Resistant Modes of Action
Resistance genes from PI 88788 are the cornerstone of genetic resistance to SCN, and widely available to the industry. PI 88788 was first identified to have resistance to SCN in 1962. Mitchum explains that this multi-gene trait has a single locus, which for breeders means this is a single-gene trait, with only one marker needed, and was relatively simple to move into production. The first soybean variety containing PI 88788 resistance launched in 1978 eventually taking over the market. There was another resistant source discovered in 1957 called Peking (PI 548402), which saved producers millions of dollars in the 1970s and 1980s, especially in the Southeast, but relies on a three-gene model.
Tylka notes that most variety development programs lean on PI 88788, but seed companies are exploring Peking. Before the advent of molecular breeding, which allows breeders to select the resistance genes and enrich them in their best germplasm, it was a step backward to breed with Peking varieties. But with today’s breeding strategies, genetic information and molecular markers, progress is ramping up to bring new genes for resistance to combat SCN to the customer.

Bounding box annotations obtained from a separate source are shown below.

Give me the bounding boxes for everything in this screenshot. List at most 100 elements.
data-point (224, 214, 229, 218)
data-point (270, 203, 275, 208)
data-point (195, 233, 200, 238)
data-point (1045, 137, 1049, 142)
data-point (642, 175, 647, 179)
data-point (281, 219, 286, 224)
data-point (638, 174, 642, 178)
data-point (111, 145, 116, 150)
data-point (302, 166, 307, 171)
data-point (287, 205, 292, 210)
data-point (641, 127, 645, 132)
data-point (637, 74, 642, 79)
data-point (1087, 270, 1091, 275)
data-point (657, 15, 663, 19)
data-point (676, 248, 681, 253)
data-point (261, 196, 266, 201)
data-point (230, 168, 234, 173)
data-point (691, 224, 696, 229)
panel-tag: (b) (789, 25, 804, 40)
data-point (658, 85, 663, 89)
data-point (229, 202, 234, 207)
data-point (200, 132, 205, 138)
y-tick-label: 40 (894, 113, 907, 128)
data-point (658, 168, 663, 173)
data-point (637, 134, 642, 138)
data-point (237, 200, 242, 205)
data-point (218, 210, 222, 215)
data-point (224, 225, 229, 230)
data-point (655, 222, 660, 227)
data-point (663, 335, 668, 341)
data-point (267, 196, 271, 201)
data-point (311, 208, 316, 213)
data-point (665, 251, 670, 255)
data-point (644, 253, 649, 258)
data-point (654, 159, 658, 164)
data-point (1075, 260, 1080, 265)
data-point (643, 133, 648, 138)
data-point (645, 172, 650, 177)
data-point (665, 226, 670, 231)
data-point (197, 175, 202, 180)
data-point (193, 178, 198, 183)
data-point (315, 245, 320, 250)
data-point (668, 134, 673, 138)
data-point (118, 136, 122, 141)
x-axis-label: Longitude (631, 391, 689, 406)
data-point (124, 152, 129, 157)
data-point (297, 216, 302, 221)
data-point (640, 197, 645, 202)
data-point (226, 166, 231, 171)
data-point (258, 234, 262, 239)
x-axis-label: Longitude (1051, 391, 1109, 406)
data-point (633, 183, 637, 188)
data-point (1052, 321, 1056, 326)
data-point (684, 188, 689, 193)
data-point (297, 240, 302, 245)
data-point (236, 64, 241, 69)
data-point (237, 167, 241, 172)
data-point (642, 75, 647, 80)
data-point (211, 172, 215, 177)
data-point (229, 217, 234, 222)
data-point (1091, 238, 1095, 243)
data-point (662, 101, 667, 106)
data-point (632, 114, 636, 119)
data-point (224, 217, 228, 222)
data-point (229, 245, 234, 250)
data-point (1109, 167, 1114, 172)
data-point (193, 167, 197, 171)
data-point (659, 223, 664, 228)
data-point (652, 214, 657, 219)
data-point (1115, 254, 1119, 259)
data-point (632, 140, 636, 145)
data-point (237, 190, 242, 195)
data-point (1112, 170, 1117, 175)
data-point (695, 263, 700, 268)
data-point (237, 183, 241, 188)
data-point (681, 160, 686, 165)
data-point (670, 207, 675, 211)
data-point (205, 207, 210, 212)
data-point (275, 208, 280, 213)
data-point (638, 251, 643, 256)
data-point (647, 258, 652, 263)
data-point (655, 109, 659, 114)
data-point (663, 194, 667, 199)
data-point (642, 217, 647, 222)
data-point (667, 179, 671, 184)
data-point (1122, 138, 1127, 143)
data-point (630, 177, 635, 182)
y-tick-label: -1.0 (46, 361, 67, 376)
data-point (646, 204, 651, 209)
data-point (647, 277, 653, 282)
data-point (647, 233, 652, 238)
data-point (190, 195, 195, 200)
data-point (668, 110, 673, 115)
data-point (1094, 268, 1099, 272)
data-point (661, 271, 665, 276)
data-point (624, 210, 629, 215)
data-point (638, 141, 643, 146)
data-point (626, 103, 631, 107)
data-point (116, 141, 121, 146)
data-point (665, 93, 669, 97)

For breeders, the challenge now is that genetic resistance is an either-or choice. Stacking PI 88788 with Peking isn't possible, so it is a germplasm switch. Mitchum adds that there is work underway to identify viable gene stacks that do have some added benefit. For example, PI 88788 combined with genes from Glycine soja, a wild soybean. As for Peking, farmers are going to find more soybeans on the market carrying that trait.
There are also other SCN resistance traits being developed by University (public) breeders using other sources, and there's another – PI 89772 – that's being commercialized and may hold promise.
"We have quite a bit of work going on right now," says Mitchum. "Checkoff dollars are going towards research to try to figure this issue out, and we have a number of programs looking at various rotations and how these might be effective. With the North Central Soybean Research Program we have a multi-state effort among breeders, geneticists, nematologists, and bioinformaticists working together to try to figure out what combination of genes will work best and how we can deploy them in a rotation."
And that's the new added challenge. Simply planting the resistant variety and moving on won't work anymore.